SZ: Herr Puhl, reden wir über Geld. Soll man einem Obdachlosen,der in der Fußgängerzone oder der in der U-Bahn bettelt, Geld geben?
Dieter Puhl: Ja, geben Sie etwas.
Auch wenn offensichtlich ist, dass er es versaufen wird?
Die meisten Obdachlosen sind alkoholkrank. Die brauchen den Stoff, er ist lebenserhaltend. Wenn Sie zehn Alkoholerkrankte drei Tage lang einem kalten Entzug aussetzen, sind mindestens drei von ihnen tot.
Was passiert, wenn einer Papiere hat und Hilfe beantragt?
Deutsche Obdachlose können auch auf der Straße leben und Leistungen des Jobcenters beziehen. Das tun auch welche. Dazu ist eine Postanschrift nötig. Das kann auch die Bahnhofsmission sein. Obdachlose sind aber oft verschuldet. Nach drei Tagen kommt dann nicht nur vom Jobcenter Post, sondern von Inkassobüros. Und wenn Du dich in einer Wohnung anmeldest, kommt der Willkommensgruß von der Krankenkasse. Die schickt dann eine Beitragsrechnung für die letzten 12 - 15 Jahre - und zack hast Du 25000 Euro Schulden mehr am Hacken. Dann kommt wohl möglich schnell wieder die Räumung...
Warum wir man heute überhaupt noch obdachlos?
Dafür gibt es bei 100 Obdachlosen auch 100 verschiedene Gründe. ..
Wird sich das Problem der Obdachlosigkeit im reichen Deutschland verschärfen?
Ja, weil das größte soziale Problem in Deutschland das Wohnen ist. ...

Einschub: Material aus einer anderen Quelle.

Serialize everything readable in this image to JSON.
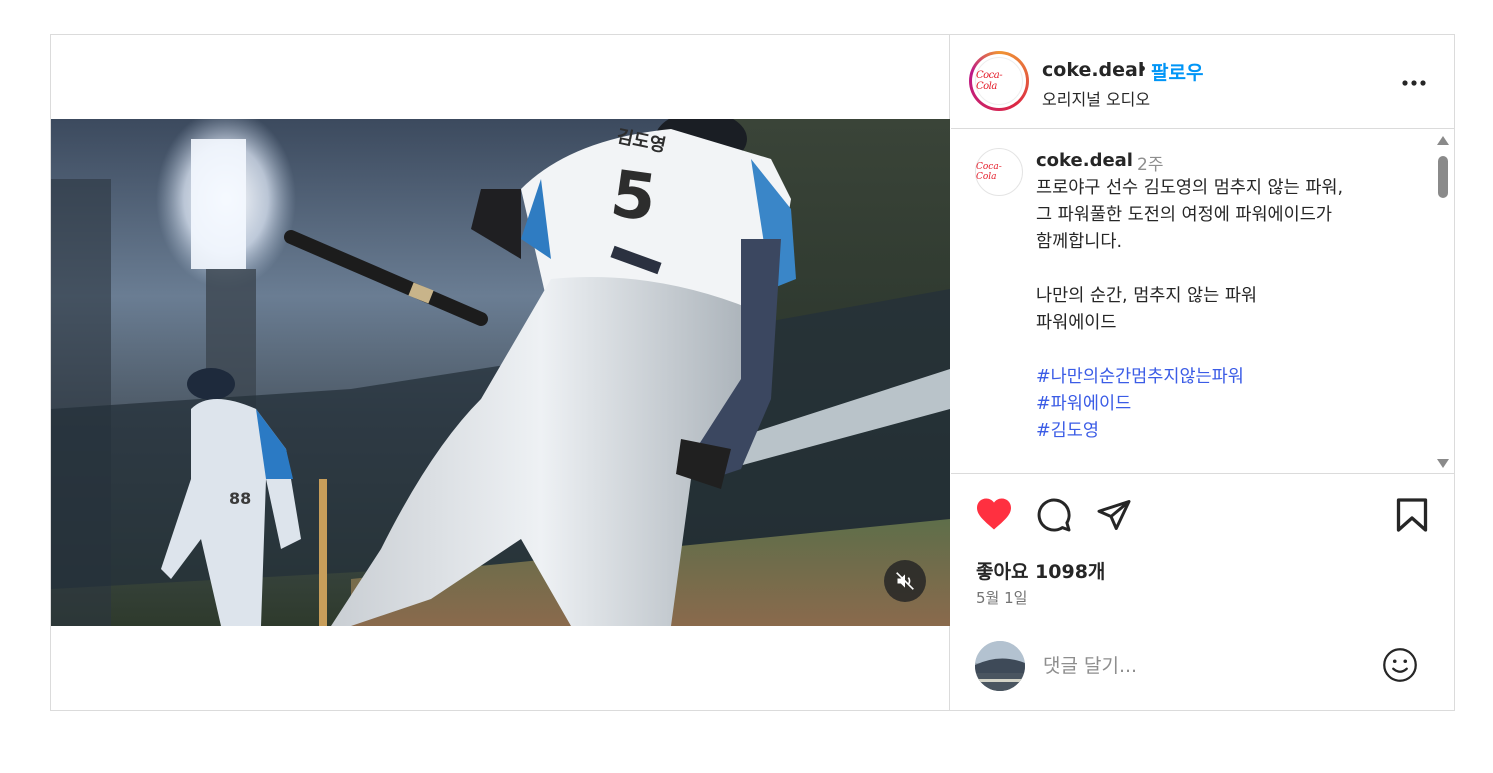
{
  "header": {
    "username": "coke.deal",
    "separator": "•",
    "follow_label": "팔로우",
    "audio_label": "오리지널 오디오",
    "avatar_logo_text": "Coca-Cola",
    "more_label": "..."
  },
  "caption": {
    "username": "coke.deal",
    "time": "2주",
    "lines": [
      "프로야구 선수 김도영의 멈추지 않는 파워,",
      "그 파워풀한 도전의 여정에 파워에이드가",
      "함께합니다.",
      "나만의 순간, 멈추지 않는 파워",
      "파워에이드"
    ],
    "hashtags": [
      "#나만의순간멈추지않는파워",
      "#파워에이드",
      "#김도영"
    ],
    "scroll_position": 0.0
  },
  "actions": {
    "liked": true,
    "like_color": "#ff3040",
    "icons": [
      "heart-icon",
      "comment-icon",
      "share-icon",
      "bookmark-icon"
    ],
    "likes_text": "좋아요 1098개",
    "date_text": "5월 1일"
  },
  "comment": {
    "placeholder": "댓글 달기...",
    "value": ""
  },
  "video": {
    "jersey_number": "5",
    "jersey_name": "김도영",
    "background_player_number": "88",
    "muted": true
  },
  "colors": {
    "follow": "#0095f6",
    "hashtag": "#3b5ce6",
    "border": "#dbdbdb",
    "text": "#262626",
    "muted_text": "#8e8e8e"
  }
}
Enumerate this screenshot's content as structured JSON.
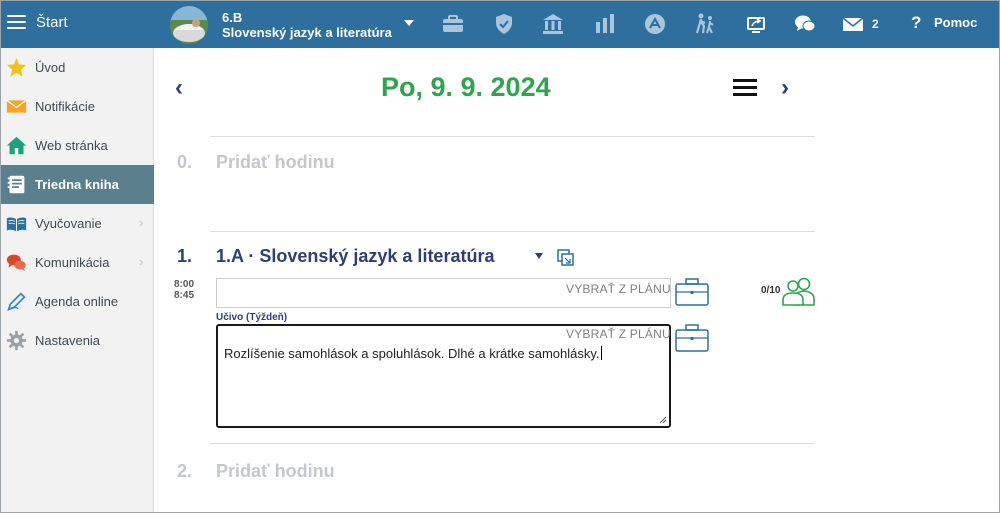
{
  "header": {
    "start_label": "Štart",
    "class_name": "6.B",
    "subject": "Slovenský jazyk a literatúra",
    "mail_count": "2",
    "help_label": "Pomoc",
    "accent_color": "#2e6f9e"
  },
  "sidebar": {
    "items": [
      {
        "label": "Úvod",
        "icon": "star-icon"
      },
      {
        "label": "Notifikácie",
        "icon": "envelope-icon"
      },
      {
        "label": "Web stránka",
        "icon": "home-icon"
      },
      {
        "label": "Triedna kniha",
        "icon": "class-book-icon",
        "active": true
      },
      {
        "label": "Vyučovanie",
        "icon": "open-book-icon"
      },
      {
        "label": "Komunikácia",
        "icon": "chat-bubbles-icon"
      },
      {
        "label": "Agenda online",
        "icon": "pen-icon"
      },
      {
        "label": "Nastavenia",
        "icon": "gear-icon"
      }
    ],
    "chevron": "›"
  },
  "main": {
    "prev": "‹",
    "next": "›",
    "date": "Po, 9. 9. 2024",
    "hour0": {
      "number": "0.",
      "label": "Pridať hodinu"
    },
    "hour1": {
      "number": "1.",
      "title": "1.A · Slovenský jazyk a literatúra",
      "time_start": "8:00",
      "time_end": "8:45",
      "select_plan": "VYBRAŤ Z PLÁNU",
      "attendance": "0/10",
      "curriculum_label": "Učivo (Týždeň)",
      "curriculum_text": "Rozlíšenie samohlások a spoluhlások. Dlhé a krátke samohlásky."
    },
    "hour2": {
      "number": "2.",
      "label": "Pridať hodinu"
    }
  }
}
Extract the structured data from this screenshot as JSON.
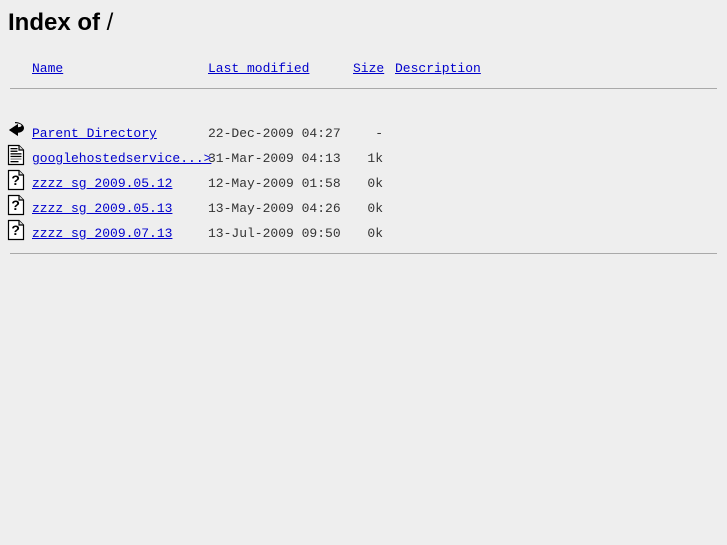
{
  "page": {
    "title_bold": "Index of",
    "title_path": " /",
    "background_color": "#eeeeee",
    "link_color": "#0000cc",
    "rule_color": "#a9a9a9"
  },
  "columns": {
    "name": "Name",
    "last_modified": "Last modified",
    "size": "Size",
    "description": "Description"
  },
  "entries": [
    {
      "icon": "parent-directory-icon",
      "name": "Parent Directory",
      "last_modified": "22-Dec-2009 04:27",
      "size": "-",
      "description": ""
    },
    {
      "icon": "text-file-icon",
      "name": "googlehostedservice...>",
      "last_modified": "31-Mar-2009 04:13",
      "size": "1k",
      "description": ""
    },
    {
      "icon": "unknown-file-icon",
      "name": "zzzz_sg_2009.05.12",
      "last_modified": "12-May-2009 01:58",
      "size": "0k",
      "description": ""
    },
    {
      "icon": "unknown-file-icon",
      "name": "zzzz_sg_2009.05.13",
      "last_modified": "13-May-2009 04:26",
      "size": "0k",
      "description": ""
    },
    {
      "icon": "unknown-file-icon",
      "name": "zzzz_sg_2009.07.13",
      "last_modified": "13-Jul-2009 09:50",
      "size": "0k",
      "description": ""
    }
  ]
}
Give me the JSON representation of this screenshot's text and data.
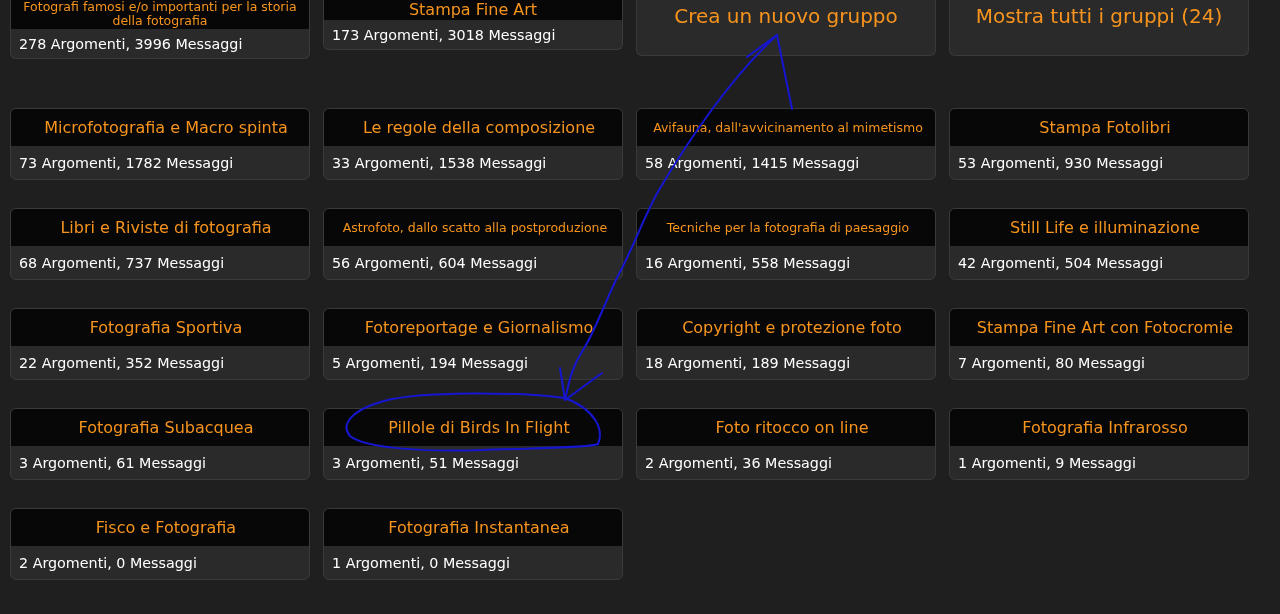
{
  "grid": [
    {
      "kind": "group",
      "title": "Fotografi famosi e/o importanti per la storia della fotografia",
      "stats": "278 Argomenti, 3996 Messaggi"
    },
    {
      "kind": "group",
      "title": "Stampa Fine Art",
      "stats": "173 Argomenti, 3018 Messaggi"
    },
    {
      "kind": "action",
      "label": "Crea un nuovo gruppo"
    },
    {
      "kind": "action",
      "label": "Mostra tutti i gruppi (24)"
    },
    {
      "kind": "group",
      "title": "Microfotografia e Macro spinta",
      "stats": "73 Argomenti, 1782 Messaggi"
    },
    {
      "kind": "group",
      "title": "Le regole della composizione",
      "stats": "33 Argomenti, 1538 Messaggi"
    },
    {
      "kind": "group",
      "title": "Avifauna, dall'avvicinamento al mimetismo",
      "stats": "58 Argomenti, 1415 Messaggi"
    },
    {
      "kind": "group",
      "title": "Stampa Fotolibri",
      "stats": "53 Argomenti, 930 Messaggi"
    },
    {
      "kind": "group",
      "title": "Libri e Riviste di fotografia",
      "stats": "68 Argomenti, 737 Messaggi"
    },
    {
      "kind": "group",
      "title": "Astrofoto, dallo scatto alla postproduzione",
      "stats": "56 Argomenti, 604 Messaggi"
    },
    {
      "kind": "group",
      "title": "Tecniche per la fotografia di paesaggio",
      "stats": "16 Argomenti, 558 Messaggi"
    },
    {
      "kind": "group",
      "title": "Still Life e illuminazione",
      "stats": "42 Argomenti, 504 Messaggi"
    },
    {
      "kind": "group",
      "title": "Fotografia Sportiva",
      "stats": "22 Argomenti, 352 Messaggi"
    },
    {
      "kind": "group",
      "title": "Fotoreportage e Giornalismo",
      "stats": "5 Argomenti, 194 Messaggi"
    },
    {
      "kind": "group",
      "title": "Copyright e protezione foto",
      "stats": "18 Argomenti, 189 Messaggi"
    },
    {
      "kind": "group",
      "title": "Stampa Fine Art con Fotocromie",
      "stats": "7 Argomenti, 80 Messaggi"
    },
    {
      "kind": "group",
      "title": "Fotografia Subacquea",
      "stats": "3 Argomenti, 61 Messaggi"
    },
    {
      "kind": "group",
      "title": "Pillole di Birds In Flight",
      "stats": "3 Argomenti, 51 Messaggi"
    },
    {
      "kind": "group",
      "title": "Foto ritocco on line",
      "stats": "2 Argomenti, 36 Messaggi"
    },
    {
      "kind": "group",
      "title": "Fotografia Infrarosso",
      "stats": "1 Argomenti, 9 Messaggi"
    },
    {
      "kind": "group",
      "title": "Fisco e Fotografia",
      "stats": "2 Argomenti, 0 Messaggi"
    },
    {
      "kind": "group",
      "title": "Fotografia Instantanea",
      "stats": "1 Argomenti, 0 Messaggi"
    }
  ]
}
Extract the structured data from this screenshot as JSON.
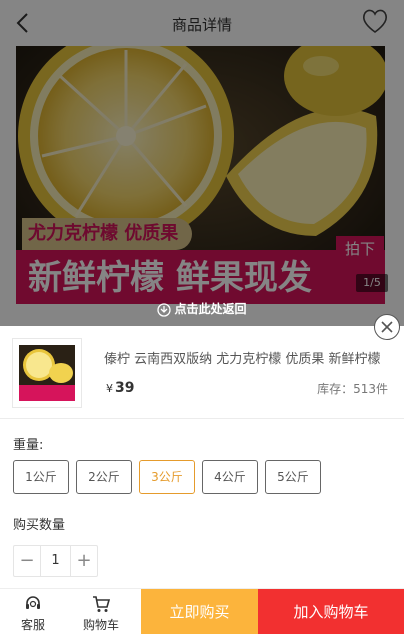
{
  "header": {
    "title": "商品详情",
    "back_icon": "chevron-left-icon",
    "fav_icon": "heart-outline-icon"
  },
  "banner": {
    "slogan_small": "尤力克柠檬 优质果",
    "slogan_big": "新鲜柠檬 鲜果现发",
    "taste_badge": "拍下",
    "counter": "1/5",
    "return_label": "点击此处返回"
  },
  "product": {
    "name": "傣柠 云南西双版纳 尤力克柠檬 优质果 新鲜柠檬 鲜果现发",
    "currency": "¥",
    "price": "39",
    "stock": "库存：513件"
  },
  "spec": {
    "label": "重量:",
    "options": [
      "1公斤",
      "2公斤",
      "3公斤",
      "4公斤",
      "5公斤"
    ],
    "selected": "3公斤"
  },
  "quantity": {
    "label": "购买数量",
    "minus": "−",
    "value": "1",
    "plus": "+"
  },
  "bottom": {
    "service_label": "客服",
    "cart_label": "购物车",
    "buy_now": "立即购买",
    "add_to_cart": "加入购物车"
  },
  "colors": {
    "accent_orange": "#fcb43c",
    "accent_red": "#f23030",
    "selected_option": "#e59b2c",
    "banner_pink": "#d6145b"
  }
}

Wie wirkt sich das auf Ihre Arbeit aus?
Die Zahl der Obdachlosen hat dramatisch zugenommen, jedenfalls hier in Berlin. Vor knapp einem Jahrzehnt hatten wir in der Stadt zwischen 800 und 1000 Obdachlose, jetzt sind es geschätzt zwischen 8.000 und 10.000. Darunter freilich sind immer mehr zugewanderte Obdachlose.
...Bei uns klafft jedes Jahr eine Lücke von mindestens 100.000 Euro.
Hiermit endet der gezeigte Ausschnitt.